Lograr, entre todos, una Iglesia libre y abierta en lugar de estar a la defensiva por temor a perder algo mundano: son palabras del Papa, no mías. En este contexto, es hora de reivindicar el papel del laico y desperezarnos de una pasividad endémica que nos cuestiona frente a las justas quejas que formulamos buscando una Iglesia viva en comunión participativa que ofrezca respuestas con hechos. No es una cuestión de clérigos, sino de todos, porque mientras no sea así, nuestra tarea cristiana de evangelizar está en juego. No seremos más que un pálido reflejo de lo que podríamos alumbrar y seremos motivo de escándalo.

Los laicos tenemos que sacudirnos pasividades, comodidades e inhibiciones y dedicar tiempo al compromiso activo en la comunidad cristiana y en la sociedad. Pero los presbíteros deben superar el control total de la comunidad y los recelos con los laicos para fomentar un verdadero liderazgo de servicio.

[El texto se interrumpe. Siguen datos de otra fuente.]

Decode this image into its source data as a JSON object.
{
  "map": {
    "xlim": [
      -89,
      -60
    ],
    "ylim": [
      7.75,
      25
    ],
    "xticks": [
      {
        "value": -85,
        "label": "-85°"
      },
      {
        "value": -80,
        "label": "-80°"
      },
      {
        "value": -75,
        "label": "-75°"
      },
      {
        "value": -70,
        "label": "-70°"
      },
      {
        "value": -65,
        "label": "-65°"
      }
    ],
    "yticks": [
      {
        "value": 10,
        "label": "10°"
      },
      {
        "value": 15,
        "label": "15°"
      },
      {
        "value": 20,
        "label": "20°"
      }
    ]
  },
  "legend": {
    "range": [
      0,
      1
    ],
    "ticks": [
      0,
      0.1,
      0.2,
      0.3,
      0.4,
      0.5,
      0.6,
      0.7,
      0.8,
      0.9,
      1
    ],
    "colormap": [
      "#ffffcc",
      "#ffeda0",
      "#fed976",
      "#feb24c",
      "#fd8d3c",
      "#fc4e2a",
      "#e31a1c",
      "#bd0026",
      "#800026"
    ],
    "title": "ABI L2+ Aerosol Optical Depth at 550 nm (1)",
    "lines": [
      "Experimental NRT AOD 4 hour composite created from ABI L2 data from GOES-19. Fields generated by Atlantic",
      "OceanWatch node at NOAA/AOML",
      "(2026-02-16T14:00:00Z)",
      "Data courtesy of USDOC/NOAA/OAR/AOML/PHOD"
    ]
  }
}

Es cierto que no es posible hablar de un único tipo de laico en la Iglesia, sobre todo en Occidente. Existe un laicado tradicional configurado como una mayoría silenciosa, pasiva e inhibida que hace seguidismo a la jerarquía a la que le basta con aceptar sumisamente la doctrina que enseña la jerarquía, sin sospechar siquiera que puedan tener alguna responsabilidad en la construcción comprometida de la comunidad o en el anuncio con hechos del Evangelio. No obstante, existe otro grupo de laicos y laicas comprometidos que trabajan por un mundo mejor, muy activos frente al materialismo consumista que nos ha secado las entrañas y sumido en contradicciones casi insalvables de las que no se salva la institución eclesial, poderosa y acomodaticia.

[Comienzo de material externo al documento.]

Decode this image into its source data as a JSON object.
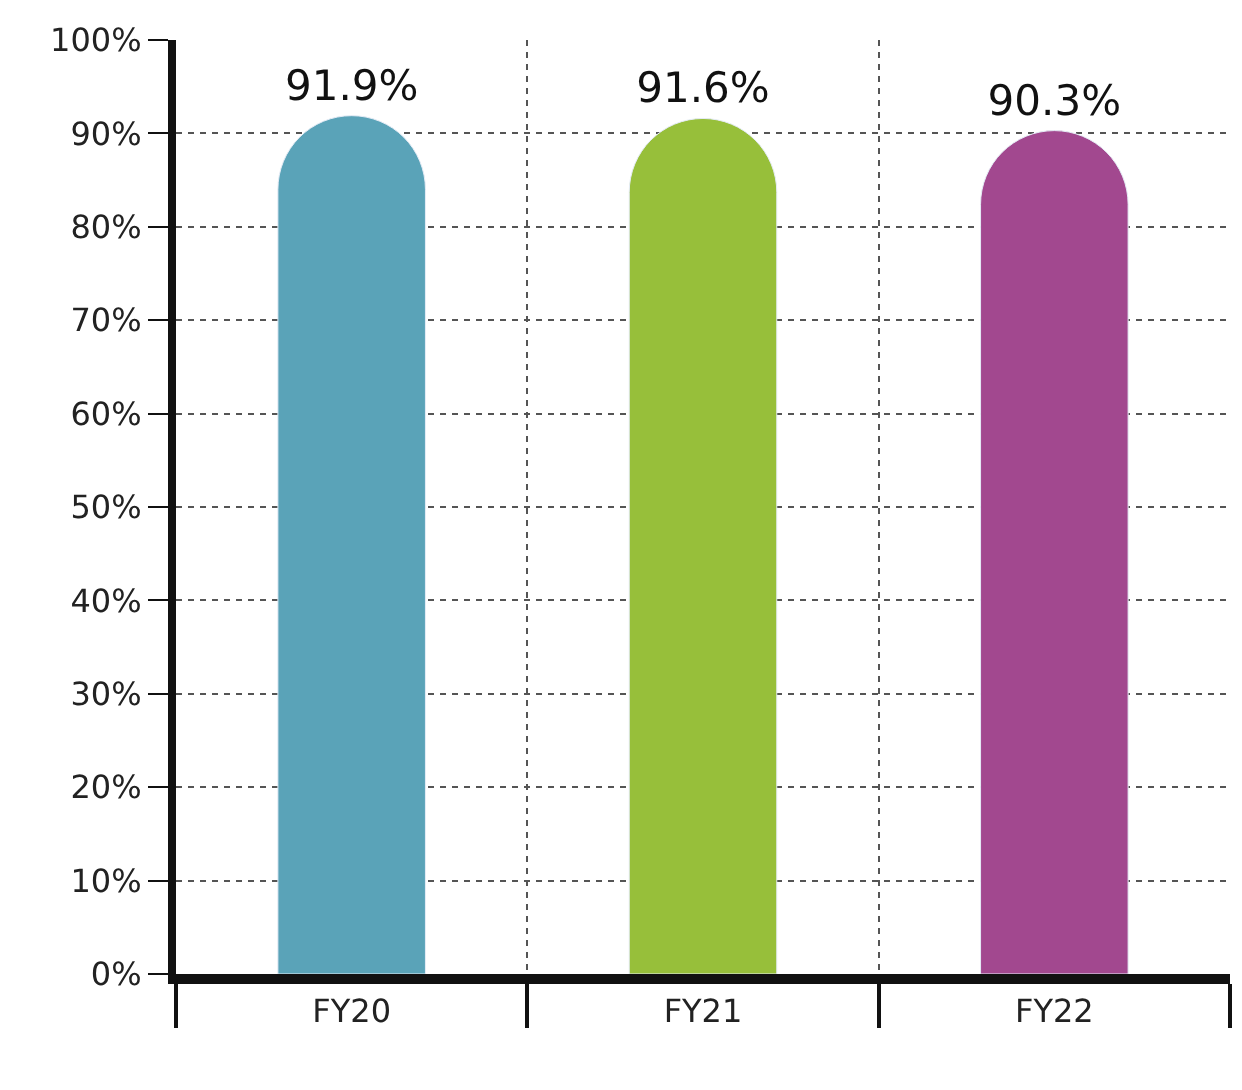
{
  "chart_data": {
    "type": "bar",
    "categories": [
      "FY20",
      "FY21",
      "FY22"
    ],
    "values": [
      91.9,
      91.6,
      90.3
    ],
    "colors": [
      "#5aa3b8",
      "#97bf3a",
      "#a2488f"
    ],
    "value_labels": [
      "91.9%",
      "91.6%",
      "90.3%"
    ],
    "ylim": [
      0,
      100
    ],
    "yticks": [
      {
        "value": 0,
        "label": "0%"
      },
      {
        "value": 10,
        "label": "10%"
      },
      {
        "value": 20,
        "label": "20%"
      },
      {
        "value": 30,
        "label": "30%"
      },
      {
        "value": 40,
        "label": "40%"
      },
      {
        "value": 50,
        "label": "50%"
      },
      {
        "value": 60,
        "label": "60%"
      },
      {
        "value": 70,
        "label": "70%"
      },
      {
        "value": 80,
        "label": "80%"
      },
      {
        "value": 90,
        "label": "90%"
      },
      {
        "value": 100,
        "label": "100%"
      }
    ],
    "grid": true
  }
}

Como dice José Antonio Pagola, de los lodos clericales (protagonismo excesivo, autoritarismo y acaparamiento de casi todo por parte de ciertos presbíteros), ha crecido una religiosidad individualista en la que prima el cumplimiento de ritos sobre el compromiso solidario y ejemplar. El sentido de pertenencia comunitaria de la fe y la importancia de la oración a la escucha son aspectos todavía secundarios y sin líderes pastorales.

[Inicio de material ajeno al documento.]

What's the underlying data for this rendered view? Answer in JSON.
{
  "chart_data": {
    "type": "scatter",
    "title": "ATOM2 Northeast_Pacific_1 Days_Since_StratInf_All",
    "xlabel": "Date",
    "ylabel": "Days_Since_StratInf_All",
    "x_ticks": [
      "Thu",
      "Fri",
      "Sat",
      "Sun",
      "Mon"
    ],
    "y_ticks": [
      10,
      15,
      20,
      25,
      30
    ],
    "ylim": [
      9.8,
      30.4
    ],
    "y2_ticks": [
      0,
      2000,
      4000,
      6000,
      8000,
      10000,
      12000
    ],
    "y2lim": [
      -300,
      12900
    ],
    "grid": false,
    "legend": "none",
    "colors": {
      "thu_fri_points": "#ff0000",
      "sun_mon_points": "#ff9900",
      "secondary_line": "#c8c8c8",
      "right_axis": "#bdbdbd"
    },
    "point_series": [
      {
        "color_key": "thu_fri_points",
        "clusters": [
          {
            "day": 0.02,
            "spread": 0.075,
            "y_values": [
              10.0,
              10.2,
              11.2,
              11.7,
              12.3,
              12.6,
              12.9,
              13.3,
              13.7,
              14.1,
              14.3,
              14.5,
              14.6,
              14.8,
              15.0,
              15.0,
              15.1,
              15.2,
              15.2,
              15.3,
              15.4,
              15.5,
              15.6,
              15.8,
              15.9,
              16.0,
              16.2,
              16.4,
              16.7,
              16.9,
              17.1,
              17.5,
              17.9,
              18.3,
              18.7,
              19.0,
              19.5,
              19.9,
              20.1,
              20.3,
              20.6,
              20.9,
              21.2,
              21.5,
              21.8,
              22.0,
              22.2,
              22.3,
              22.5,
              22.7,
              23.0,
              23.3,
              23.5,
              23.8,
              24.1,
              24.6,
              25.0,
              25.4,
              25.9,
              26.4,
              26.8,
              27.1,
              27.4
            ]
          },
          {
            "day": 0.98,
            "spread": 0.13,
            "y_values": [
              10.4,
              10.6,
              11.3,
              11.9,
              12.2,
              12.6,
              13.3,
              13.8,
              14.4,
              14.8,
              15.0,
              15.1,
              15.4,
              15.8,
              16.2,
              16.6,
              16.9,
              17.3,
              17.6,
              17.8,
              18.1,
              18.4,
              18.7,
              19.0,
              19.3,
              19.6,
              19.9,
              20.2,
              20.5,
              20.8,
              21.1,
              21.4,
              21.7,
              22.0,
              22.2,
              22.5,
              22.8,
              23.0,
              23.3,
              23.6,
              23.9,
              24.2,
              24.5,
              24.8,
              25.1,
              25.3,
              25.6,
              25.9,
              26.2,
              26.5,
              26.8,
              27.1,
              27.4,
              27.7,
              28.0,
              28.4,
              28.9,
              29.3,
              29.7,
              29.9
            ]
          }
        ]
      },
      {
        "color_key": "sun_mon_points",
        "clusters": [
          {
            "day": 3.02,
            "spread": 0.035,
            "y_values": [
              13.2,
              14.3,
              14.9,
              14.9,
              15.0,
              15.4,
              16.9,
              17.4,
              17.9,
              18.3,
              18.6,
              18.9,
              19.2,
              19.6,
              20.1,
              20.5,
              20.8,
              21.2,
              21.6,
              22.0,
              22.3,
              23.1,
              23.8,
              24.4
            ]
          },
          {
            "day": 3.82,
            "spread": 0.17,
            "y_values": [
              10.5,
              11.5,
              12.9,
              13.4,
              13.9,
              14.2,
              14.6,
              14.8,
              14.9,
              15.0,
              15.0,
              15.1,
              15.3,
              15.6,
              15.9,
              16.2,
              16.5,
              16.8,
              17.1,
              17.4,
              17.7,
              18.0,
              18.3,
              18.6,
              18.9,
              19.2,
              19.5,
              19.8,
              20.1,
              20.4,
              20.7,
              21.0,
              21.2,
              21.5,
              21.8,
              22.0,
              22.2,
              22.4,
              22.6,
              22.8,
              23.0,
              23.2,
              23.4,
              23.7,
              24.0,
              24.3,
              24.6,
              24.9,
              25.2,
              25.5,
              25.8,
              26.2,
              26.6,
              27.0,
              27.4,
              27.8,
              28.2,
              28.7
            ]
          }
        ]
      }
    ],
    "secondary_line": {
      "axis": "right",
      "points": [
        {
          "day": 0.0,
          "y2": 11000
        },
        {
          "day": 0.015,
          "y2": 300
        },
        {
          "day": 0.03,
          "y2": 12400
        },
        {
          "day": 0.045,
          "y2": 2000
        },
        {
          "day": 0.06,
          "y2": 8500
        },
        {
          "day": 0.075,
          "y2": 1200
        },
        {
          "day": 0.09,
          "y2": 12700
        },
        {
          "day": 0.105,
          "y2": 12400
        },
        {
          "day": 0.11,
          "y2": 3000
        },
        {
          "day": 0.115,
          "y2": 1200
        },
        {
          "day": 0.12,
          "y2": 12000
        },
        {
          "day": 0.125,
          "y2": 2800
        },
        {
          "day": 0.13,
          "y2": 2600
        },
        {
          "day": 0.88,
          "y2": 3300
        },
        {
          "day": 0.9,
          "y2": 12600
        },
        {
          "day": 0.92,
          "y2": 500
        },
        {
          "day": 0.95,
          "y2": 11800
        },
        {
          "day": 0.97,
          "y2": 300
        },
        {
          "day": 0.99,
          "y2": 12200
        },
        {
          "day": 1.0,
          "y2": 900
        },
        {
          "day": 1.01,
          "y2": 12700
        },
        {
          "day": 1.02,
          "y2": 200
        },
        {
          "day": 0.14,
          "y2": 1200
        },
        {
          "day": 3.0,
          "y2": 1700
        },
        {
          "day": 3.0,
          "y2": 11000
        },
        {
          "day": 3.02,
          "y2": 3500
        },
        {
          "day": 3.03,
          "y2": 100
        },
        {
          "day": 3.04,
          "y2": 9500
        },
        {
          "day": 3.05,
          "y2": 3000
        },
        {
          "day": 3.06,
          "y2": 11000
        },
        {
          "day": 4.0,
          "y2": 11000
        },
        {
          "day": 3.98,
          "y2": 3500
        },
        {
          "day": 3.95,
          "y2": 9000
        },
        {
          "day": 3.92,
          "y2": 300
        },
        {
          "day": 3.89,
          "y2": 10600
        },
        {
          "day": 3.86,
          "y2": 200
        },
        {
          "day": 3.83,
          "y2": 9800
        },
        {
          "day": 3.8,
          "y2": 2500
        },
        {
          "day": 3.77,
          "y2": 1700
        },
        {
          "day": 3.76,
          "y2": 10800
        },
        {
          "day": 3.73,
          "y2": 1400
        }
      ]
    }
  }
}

Las consecuencias son bastante graves: a) No son pocos los laicos que, deseando sinceramente trabajar en la Iglesia, se ven frenados y abandonan la comunidad o viven desalentados en ella. b) La comunidad se empobrece sin que seamos ejemplo para nadie. c) Nosotros ahuyentamos, a veces, a los que buscan sinceramente a Dios.

Pretender acaparar al Espíritu o ignorar la acción del Espíritu en los demás es la gran tentación de una jerarquía centrada en sí misma: creer que el Espíritu tiene que pasar necesariamente por ella. Es la gran tentación también del laicado que no se compromete en las realidades que el Evangelio señala, cuando otras muchas personas actúan cristianamente desde su agnosticismo o ateísmo manifestando al Espíritu sin saberlo. Nadie es superfluo ni imprescindible y a la vista está que no somos capaces de concitar adhesiones ni entre los nuestros.

El Vaticano II recuerda que el único título que la Iglesia ha de reivindicar es el de evangelizara con actitud de servicio. En una sociedad como la actual, en proceso de secularización y descristianización, resulta tentador para no pocos el buscar «refugio» en una Iglesia poderosa. Es falsa la división clásica que separaba a los cristianos en dos sectores: el sector llamado a una vida de perfección en la consagración de los tres votos (pobreza, castidad y obediencia), y la mayoría laical, llamada solamente al cumplimiento de los mandamientos de Dios como cristianos de segunda categoría.

Este septiembre pasado, Francisco ha publicado Episcopalis Communio que reforma el modelo de gobierno de la Iglesia incorporando la participación y la corresponsabilidad laical en detrimento del clericalismo absolutista. Algo se mueve frente a la llamada tradición sacerdotal que se aferra a una moralización exagerada y formalista y cuyo resultado ha sido la marginación de la tradición profética, centrada en la comunidad. Simplificando podemos decir que la primera gira en torno a los sacerdotes del Templo, mientras que la segunda lo hace sobre los grandes profetas. Todo parece indicar que Jesús se situó decididamente de parte de la tradición profética que priorizaba la evangelización del amor de Dios sobre la norma.

Es hora de reflexión comprometida y humilde sobre nuestro papel carismático en la Iglesia.